To the authors' knowledge, the only published studies presenting detailed DAI score distributions are those of Jenny et al. [16], published in more detail in a later paper [14], and Al-Huwaizi [17,18]. In the present study the range of DAI scores was from 13 to 65, which is identical to that found by Al-Huwaizi in Iraq [18], whereas Cons et al. found a range of 15–66 in the USA [10].

The most commonly registered DAI scores were 19 (9.9%) and 20 (9.0%). This was comparable to the findings of Jenny et al. with 19 (9.3%) and 21 (6.6%) [14] and of Al-Huwaizi, 21 (13.1%) [18]. This result showed that the Iraqi and American samples had comparable median, lower and upper limits on the DAI scale, showing that the DAI score can be used on the Iraqi population with the same relative precision as on the American population for whom it was constructed.

According to the DAI cut-offs, treatment need was judged as no or slight in 58.6% of the sample, elective in 18.5%, highly desirable in 12.5% and mandatory in 10.3%. When comparing these results with those found by others (Table 2) our Iraqi Kurdish sample seems to have lower orthodontic treatment need than that of samples taken from American whites and natives, Australians, Japanese, New Zealanders, Spaniards, South Africans or Peruvians [6,14,16,19–25]. However, treatment need in our sample was markedly higher than that of studies done on Chinese, Australians, Nigerians, Malaysians, Iraqi Arabs and Iranians [18,19,26–30]. These differences may be attributed to differences in race, sampling techniques and environmental effects.

We found no significant sex difference in orthodontic treatment need, which agrees with some previous studies [18,22,25,31] but differs from others who found a significant difference by sex [23,24,28,30].
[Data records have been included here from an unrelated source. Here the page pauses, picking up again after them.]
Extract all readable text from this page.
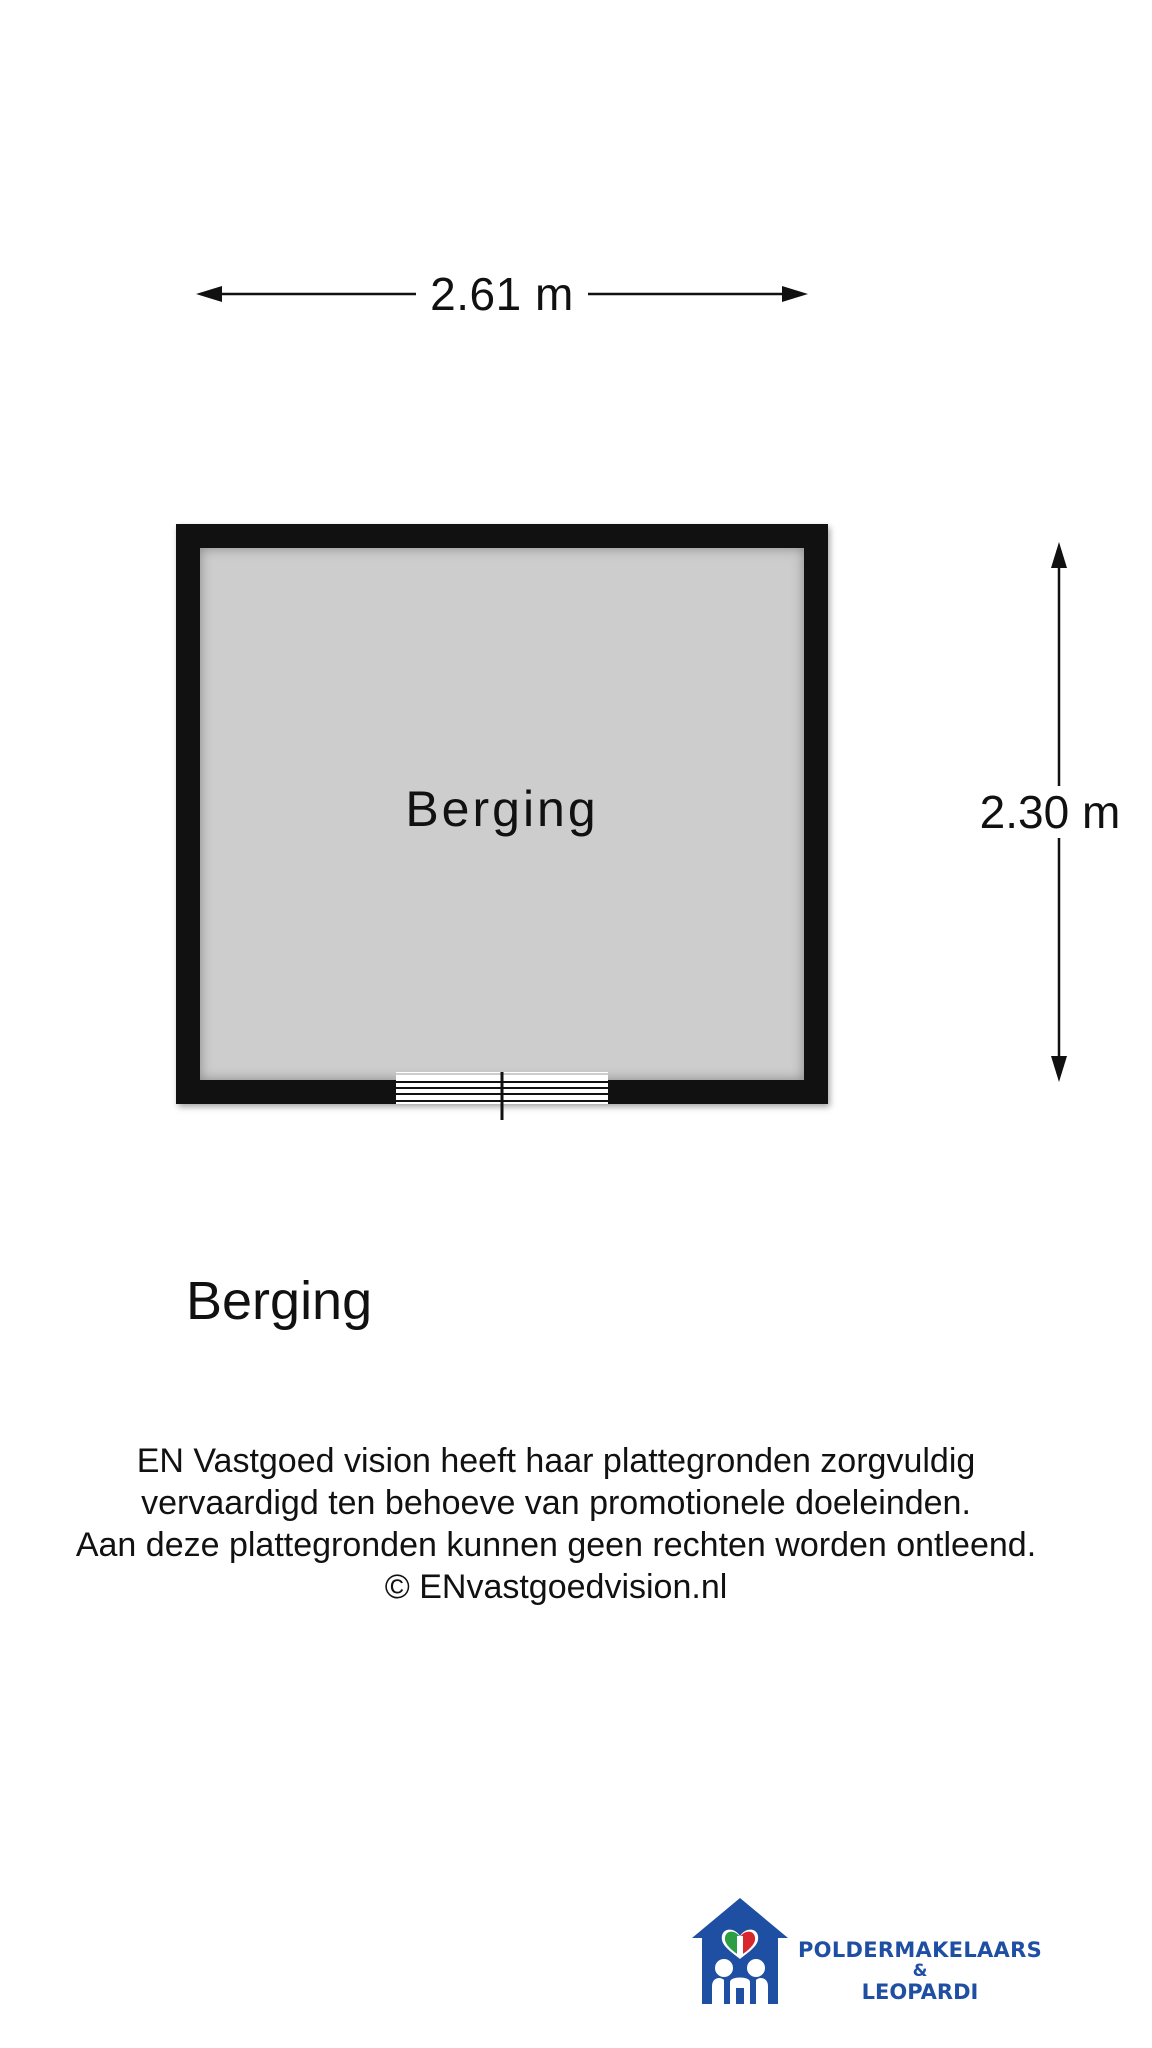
2.61 m
2.30 m
Berging
Berging
EN Vastgoed vision heeft haar plattegronden zorgvuldig
vervaardigd ten behoeve van promotionele doeleinden.
Aan deze plattegronden kunnen geen rechten worden ontleend.
© ENvastgoedvision.nl
POLDERMAKELAARS
&
LEOPARDI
The prevalence of DAI scores where there was severe malocclusion and treatment was highly desirable or mandatory was higher in the rural than in the urban residents. This may be explained by the greater demand for orthodontic treatment by urban residents [32,33], who would have been excluded from the study, thus decreasing the prevalence of malocclusion in urban areas. Our result agrees with the findings of Al-Huwaizi in Iraq [18] and Esa et al. in Malaysia [28] but contradicts those of Ansai et al. in Japan [20] and Baca-Garcia et al. in Spain [22] who found that urban students had significantly higher DAI scores than rural students.